5 Strings

5.1 Basic string operations

  1. How to use regular expressions?
    stringr::str_detect("1", "\\d")
#> [1] TRUE
    # is the same as
    stringr::str_detect("1", stringr::regex("\\d"))
#> [1] TRUE
    #   ____________________________________________________________________________
  1. Paste/concatenate strings.

    stringr::str_c("a", "b", NA, NaN, NULL, factor("lalala"), character(0))
    #> [1] NA
    #   ____________________________________________________________________________
    paste("a", "b", NA, NaN, NULL, factor("lalala"), character(0), sep = "")
    #> [1] "abNANaNlalala"
  2. Treat NA’s as strings ("NA").

    stringr::str_replace_na(c(NA, NaN, factor("lalala"), character(0)))
    #> [1] "NA"  "NaN" "1"
    # note that the `c` function coerces the factor to its integer representation
    #   ____________________________________________________________________________
    base_replace_na <- function(x) {ifelse(is.na(x), "NA", x)}
    base_replace_na(c(NA, NaN, factor("lalala"), character(0)))
    #> [1] "NA"  "NaN" "1"
  3. Count the number of letters in a string.

    stringr::str_length(c("four", NA, NaN, NULL, factor("lalala")))
    #> [1]  4 NA  3  1
    #   ____________________________________________________________________________
    nchar(c("four", NA, NaN, NULL, factor("lalala")))
    #> [1]  4 NA  3  1
  4. Return the last letter of a string, subset a string.

    stringr::str_sub(c("five", "six"), -1)
    #> [1] "e" "x"
    #   ____________________________________________________________________________
    substr(c("five", "six"), 
           start = nchar(c("five", "six")), 
           stop = nchar(c("five", "six")))
    #> [1] "e" "x"
  5. Repeat/replicate/duplicate a string several times.

    stringr::str_dup("_a_", 5)
    #> [1] "_a__a__a__a__a_"
    #   ____________________________________________________________________________
    paste(rep("_a_", 5), collapse = "")
    #> [1] "_a__a__a__a__a_"
  6. Remove/trim spaces at the beginning (leading) and/or end (trailing) of a string.

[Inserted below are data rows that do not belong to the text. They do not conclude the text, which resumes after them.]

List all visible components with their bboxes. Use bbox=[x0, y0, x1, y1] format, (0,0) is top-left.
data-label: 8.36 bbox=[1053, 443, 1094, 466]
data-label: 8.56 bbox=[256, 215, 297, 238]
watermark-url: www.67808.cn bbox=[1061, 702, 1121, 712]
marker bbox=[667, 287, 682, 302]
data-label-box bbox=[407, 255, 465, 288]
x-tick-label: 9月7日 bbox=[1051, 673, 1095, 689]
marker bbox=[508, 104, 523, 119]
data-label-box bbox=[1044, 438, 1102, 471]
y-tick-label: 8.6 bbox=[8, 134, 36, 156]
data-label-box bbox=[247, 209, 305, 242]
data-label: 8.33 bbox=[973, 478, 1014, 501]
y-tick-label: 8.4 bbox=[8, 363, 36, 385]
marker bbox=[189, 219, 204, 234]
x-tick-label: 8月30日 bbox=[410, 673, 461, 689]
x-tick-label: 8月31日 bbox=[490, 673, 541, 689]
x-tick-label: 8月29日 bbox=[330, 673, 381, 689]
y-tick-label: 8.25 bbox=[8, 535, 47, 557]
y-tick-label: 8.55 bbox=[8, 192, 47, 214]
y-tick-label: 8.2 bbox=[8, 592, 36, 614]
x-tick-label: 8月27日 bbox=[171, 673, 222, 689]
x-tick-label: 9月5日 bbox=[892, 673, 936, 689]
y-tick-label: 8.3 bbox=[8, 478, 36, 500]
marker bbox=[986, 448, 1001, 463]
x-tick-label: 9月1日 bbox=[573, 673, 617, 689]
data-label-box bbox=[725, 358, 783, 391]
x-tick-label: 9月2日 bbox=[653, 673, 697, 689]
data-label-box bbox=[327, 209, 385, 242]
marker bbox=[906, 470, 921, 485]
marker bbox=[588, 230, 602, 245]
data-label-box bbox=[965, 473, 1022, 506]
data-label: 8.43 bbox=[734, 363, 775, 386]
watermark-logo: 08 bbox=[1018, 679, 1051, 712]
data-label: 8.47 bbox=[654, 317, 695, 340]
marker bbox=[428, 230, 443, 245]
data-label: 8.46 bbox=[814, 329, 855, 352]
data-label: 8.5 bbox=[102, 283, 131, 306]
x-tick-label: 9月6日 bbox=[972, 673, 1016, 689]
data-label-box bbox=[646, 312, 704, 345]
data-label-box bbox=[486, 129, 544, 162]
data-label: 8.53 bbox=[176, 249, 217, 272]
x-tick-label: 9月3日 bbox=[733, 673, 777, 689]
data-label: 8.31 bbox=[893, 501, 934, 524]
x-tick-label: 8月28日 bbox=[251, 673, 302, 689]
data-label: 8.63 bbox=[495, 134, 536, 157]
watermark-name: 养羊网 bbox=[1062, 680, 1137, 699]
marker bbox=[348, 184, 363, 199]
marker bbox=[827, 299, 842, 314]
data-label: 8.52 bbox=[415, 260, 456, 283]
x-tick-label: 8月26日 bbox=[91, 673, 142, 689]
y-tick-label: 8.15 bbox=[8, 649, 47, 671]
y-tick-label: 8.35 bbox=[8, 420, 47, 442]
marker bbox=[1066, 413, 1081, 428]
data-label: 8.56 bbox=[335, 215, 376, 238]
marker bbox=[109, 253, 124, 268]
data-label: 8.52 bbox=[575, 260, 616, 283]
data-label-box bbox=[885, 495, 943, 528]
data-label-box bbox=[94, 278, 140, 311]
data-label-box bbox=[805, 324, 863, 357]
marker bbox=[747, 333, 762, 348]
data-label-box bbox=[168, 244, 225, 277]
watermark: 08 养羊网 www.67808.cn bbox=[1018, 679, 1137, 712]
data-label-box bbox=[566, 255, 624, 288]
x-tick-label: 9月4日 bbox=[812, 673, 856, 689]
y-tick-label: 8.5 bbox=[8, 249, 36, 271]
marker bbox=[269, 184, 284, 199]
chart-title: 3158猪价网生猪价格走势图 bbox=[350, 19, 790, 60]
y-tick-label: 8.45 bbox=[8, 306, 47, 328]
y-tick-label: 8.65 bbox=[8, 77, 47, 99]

    stringr::str_trim(c("  2left_1right ", "   "), side = c("left"))
    #> [1] "2left_1right " ""
    #   ____________________________________________________________________________
    # ^\\s+|\\s+$ is the regex for one or more spaces in the beginning
    # or one or more spaces at the end
    gsub("^\\s+", "", c("  2left_1right ", "   "))
    #> [1] "2left_1right " ""
  7. Fill/pad spaces (or other characters) before and/or after a string.

    stringr::str_pad(c("lalala", ""), width = 7)
    #> [1] " lalala" "       "
    #   ____________________________________________________________________________
    unname(
      vapply(c("lalala", ""), 
             function(x) if(nchar(x) < 7) {
               paste0(rep(" ", 7 - nchar(x)), x, collapse = "")
               } else {x},
             character(1)
             )
      )
    #> [1] " lalala" "       "
  8. Sort strings for example, by a different local alphabetic order.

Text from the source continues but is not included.